– Изменил.

– Изменил? Что изменил?

– Не что, а кому. Мне. Твой сын, мама, изменил мне. И потому мы расходимся.

Оксана Николаевна явно не верит в услышанное, потому как зависает и отмирает далеко не скоро, переваривая полученную информацию.

– Так, погоди, – выдаёт по итогу. – Сейчас я разуюсь, разденусь, мы пройдём на кухню, я заварю нам чай, и ты мне всё подробнее расскажешь, да?

Слова с делом у этой женщины никогда не расходятся, так что я только и успеваю, что кивнуть, прежде чем она хватает меня за плечи и уводит на балкон.

– Ну-ка садись вот сюда, – говорит и сама же усаживает на стул у окна. – Вот так, хорошо. А теперь, пока я делаю нам чай, рассказывай обо всём с самого начала. С чего ты решила, что Тим тебе изменил? Он тебе сам сказал?

– Нет, я видела его с другой в номере отеля.

Оксана Николаевна только собирающаяся отойти, замирает на месте, рассматривая меня неверящим взглядом. Стул хоть и высокий, но и сама женщина не низкая, так что наши глаза находятся сейчас на одном уровне, так что ей не доставляет труда считать все эмоции на моём лице. Как и заметить выступившие слёзы.

– Так, ладно, сперва чай.

Ей нужно время, чтобы переварить новость, и я даю ей его. Хотя бы не кидается обвинениями в меня за то, что мы с Тимом расходимся. Впрочем, родная мать тоже сперва жалела, уже потом выдала целую тираду о том, какая её дочь неразумная. Может зря я так вывалила на мать Тима эту новость? Стоило сперва подготовить?
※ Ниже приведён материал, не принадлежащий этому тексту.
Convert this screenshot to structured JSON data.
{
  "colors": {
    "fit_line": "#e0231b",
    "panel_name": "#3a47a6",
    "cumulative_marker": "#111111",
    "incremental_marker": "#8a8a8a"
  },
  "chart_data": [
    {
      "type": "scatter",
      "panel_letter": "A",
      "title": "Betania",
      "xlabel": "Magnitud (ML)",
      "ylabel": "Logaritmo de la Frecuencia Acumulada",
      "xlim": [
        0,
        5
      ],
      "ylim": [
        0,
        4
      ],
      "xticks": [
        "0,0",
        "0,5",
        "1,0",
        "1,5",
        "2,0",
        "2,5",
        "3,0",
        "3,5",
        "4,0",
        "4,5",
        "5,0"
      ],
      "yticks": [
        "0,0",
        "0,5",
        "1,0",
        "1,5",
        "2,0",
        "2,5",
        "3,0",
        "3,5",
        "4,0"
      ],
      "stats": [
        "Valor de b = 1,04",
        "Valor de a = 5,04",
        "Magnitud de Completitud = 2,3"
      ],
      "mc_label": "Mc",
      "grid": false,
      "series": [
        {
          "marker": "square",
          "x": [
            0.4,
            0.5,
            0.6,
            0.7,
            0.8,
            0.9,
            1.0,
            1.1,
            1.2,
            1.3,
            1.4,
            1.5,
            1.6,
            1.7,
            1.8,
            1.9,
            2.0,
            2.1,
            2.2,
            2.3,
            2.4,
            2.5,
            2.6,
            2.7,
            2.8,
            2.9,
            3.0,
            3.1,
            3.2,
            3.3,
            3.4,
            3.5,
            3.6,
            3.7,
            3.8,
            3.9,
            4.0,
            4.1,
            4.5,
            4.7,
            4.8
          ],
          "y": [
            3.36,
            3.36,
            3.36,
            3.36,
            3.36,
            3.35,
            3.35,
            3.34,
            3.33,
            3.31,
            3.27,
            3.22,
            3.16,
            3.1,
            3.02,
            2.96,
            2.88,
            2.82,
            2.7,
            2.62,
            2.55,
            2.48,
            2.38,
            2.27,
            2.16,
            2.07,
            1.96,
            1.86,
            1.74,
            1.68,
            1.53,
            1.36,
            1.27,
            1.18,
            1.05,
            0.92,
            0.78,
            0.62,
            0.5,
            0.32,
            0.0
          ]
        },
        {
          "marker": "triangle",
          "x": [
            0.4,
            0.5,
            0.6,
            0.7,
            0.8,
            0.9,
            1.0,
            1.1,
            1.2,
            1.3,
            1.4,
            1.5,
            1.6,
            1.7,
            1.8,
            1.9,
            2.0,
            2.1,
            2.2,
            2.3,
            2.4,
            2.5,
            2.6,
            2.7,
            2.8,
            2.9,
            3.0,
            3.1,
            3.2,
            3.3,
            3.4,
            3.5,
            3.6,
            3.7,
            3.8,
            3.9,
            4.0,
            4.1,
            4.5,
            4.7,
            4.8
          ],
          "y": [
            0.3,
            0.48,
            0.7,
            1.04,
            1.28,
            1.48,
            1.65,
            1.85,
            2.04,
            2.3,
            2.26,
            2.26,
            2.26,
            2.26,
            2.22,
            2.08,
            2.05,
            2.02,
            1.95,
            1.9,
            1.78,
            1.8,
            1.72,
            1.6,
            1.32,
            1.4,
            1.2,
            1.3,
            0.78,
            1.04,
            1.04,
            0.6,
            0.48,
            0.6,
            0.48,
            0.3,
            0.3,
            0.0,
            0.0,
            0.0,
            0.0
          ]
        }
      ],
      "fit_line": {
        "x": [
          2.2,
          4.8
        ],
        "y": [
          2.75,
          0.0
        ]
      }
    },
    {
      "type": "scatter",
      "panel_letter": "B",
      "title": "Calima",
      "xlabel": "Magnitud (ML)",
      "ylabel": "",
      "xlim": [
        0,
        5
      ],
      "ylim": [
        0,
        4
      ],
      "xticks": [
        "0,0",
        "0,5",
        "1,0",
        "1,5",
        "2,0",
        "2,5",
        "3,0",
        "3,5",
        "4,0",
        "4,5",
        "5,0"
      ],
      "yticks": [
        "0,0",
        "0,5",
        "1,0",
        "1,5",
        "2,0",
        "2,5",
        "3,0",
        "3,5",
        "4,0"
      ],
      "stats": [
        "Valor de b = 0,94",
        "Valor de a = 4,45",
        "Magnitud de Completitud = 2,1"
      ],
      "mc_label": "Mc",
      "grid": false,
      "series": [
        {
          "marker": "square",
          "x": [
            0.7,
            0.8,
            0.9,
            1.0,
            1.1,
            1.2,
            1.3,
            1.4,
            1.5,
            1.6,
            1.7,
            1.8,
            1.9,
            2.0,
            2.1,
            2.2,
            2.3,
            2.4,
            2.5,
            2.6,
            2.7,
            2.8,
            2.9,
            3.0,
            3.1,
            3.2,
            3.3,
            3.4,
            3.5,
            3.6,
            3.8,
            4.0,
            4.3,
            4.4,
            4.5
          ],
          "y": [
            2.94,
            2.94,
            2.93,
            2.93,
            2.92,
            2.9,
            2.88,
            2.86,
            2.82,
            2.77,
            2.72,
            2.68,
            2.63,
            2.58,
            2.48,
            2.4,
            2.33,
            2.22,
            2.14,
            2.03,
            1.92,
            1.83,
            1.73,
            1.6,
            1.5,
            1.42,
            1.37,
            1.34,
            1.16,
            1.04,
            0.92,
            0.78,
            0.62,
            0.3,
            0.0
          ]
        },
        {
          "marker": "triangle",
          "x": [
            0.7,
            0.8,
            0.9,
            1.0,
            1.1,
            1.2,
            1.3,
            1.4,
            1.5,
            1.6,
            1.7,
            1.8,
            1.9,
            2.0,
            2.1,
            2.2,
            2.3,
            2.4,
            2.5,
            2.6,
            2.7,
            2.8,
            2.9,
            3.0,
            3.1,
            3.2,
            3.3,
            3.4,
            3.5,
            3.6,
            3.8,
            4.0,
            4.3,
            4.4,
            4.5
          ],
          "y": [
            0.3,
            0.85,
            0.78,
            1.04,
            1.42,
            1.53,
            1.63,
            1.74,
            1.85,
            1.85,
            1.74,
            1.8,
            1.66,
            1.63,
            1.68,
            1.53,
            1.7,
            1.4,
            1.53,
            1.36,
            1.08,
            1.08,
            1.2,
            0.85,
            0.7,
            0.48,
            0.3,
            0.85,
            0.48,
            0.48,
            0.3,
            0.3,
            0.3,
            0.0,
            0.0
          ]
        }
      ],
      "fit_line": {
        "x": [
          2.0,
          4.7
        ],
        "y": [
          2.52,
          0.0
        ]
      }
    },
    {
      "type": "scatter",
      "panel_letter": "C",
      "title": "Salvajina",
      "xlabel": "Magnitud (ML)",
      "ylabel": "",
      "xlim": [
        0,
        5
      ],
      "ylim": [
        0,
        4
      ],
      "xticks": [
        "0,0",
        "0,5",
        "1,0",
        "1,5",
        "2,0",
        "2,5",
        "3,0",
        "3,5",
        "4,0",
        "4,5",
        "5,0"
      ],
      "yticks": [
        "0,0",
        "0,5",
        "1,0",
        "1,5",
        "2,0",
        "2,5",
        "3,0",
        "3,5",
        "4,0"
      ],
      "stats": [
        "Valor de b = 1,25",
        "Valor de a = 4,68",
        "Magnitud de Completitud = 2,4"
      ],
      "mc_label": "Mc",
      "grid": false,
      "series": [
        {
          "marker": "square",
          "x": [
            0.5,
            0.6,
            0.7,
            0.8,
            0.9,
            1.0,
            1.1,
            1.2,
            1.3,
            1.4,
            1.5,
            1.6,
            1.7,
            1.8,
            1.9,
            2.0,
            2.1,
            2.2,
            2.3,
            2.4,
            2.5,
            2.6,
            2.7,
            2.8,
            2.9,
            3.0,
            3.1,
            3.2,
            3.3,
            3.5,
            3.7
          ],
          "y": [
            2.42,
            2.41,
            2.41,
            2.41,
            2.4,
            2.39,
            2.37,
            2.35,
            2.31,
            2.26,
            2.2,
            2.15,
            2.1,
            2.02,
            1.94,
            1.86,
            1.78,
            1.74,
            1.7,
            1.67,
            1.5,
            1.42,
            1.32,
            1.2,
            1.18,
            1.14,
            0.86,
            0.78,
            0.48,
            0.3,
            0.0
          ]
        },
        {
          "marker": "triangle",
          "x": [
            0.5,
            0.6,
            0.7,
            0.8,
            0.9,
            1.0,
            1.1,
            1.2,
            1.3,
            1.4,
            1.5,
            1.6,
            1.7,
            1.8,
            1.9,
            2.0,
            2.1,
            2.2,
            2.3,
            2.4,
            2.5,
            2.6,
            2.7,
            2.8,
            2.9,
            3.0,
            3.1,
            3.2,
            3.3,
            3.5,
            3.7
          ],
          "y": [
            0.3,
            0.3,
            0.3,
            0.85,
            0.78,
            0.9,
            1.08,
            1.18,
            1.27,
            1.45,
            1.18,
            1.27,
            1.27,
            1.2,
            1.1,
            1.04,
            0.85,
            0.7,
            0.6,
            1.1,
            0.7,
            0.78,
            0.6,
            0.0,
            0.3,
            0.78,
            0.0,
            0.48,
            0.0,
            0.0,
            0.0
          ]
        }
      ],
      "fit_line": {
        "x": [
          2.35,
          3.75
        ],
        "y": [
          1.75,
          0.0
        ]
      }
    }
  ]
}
Но что уж теперь, сказанного не вернёшь.

– Рысёнок тоже уже в курсе? – интересуется она в процессе, пока чайник закипает.

– Нет, – качаю головой. – Я ещё не знаю, как это правильно ей преподнести.

– Вот и отлично. Уже решила, что дальше делать будешь? – уточняет мама деловито, доставая из шкафчика заварочный чайничек.

– А есть варианты? – усмехаюсь невесело.

– Ну да, – хмурится она, зависая ненадолго, прежде чем достать чай молочный улун. – А ты уверена в том, что всё правильно поняла? Мой сын, конечно, бывает жесток и грубоват, но не подлец.

– Она беременна, – добавляю я к ранее сказанному о ситуации. – Месяцев шесть. Да и… Зачем ему в ином случае встречаться с ней в отеле?

– Ну да, ну да, тут ты права, конечно. Просто… Вы ещё вчера такие счастливые были, когда я вам звонила перед сном. А сегодня… Не верится прямо.

Она даже про чай забывает, с растерянностью глядя в стену перед собой.

– Мне тоже, если тебя это утешит.

Вот только на деле утешают меня.

– Ох, бедная моя девочка, – притягивает мама меня к себе, крепко обнимая. – Но ничего, ничего, мы ему ещё устроим райскую жизнь, не сомневайся, – гладит по голове.

Реакция настолько неожиданная с её стороны, что я на миг теряюсь. А потом цепляюсь в неё ответно не менее крепко, чувствуя, как меня покидают последние остатки силы воли. Я всё-таки опять реву. Громко, навзрыд.

– Поплачь, поплачь, моя хорошая. Пусть это всё из тебя выйдет. И не переживай. Всё будет хорошо. Прости меня. Прости, пожалуйста.

– Вас-то за что? – всхлипываю.

– За то, что не привила сыну достаточно порядочности. Не думала, что он на такое способен.

Тут я плакать перестаю. Отнимаю лицо от женского плеча и смотрю в карие глаза, полные грусти, печали и слёз.

– Вы здесь не причём. Как ваш сын не скажет, просто так получилось. Бывает. Просто обидно, знаете? Если бы он пришёл, прямо всё сказал… А он…

– А он просто дурак! – перебивает меня свекровь. – Променять такое сокровище на неизвестно кого. Поверь, он ещё пожалеет, что так с тобой обошёлся.

В ней столько праведного гнева, что я невольно улыбаюсь. И это так странно. Мать предателя-мужа защищает не его, а меня. Кто бы мог подумать. Точно не я. И я за это испытываю к ней такой прилив светлых и тёплых чувств, что снова крепко обнимаю обеими руками.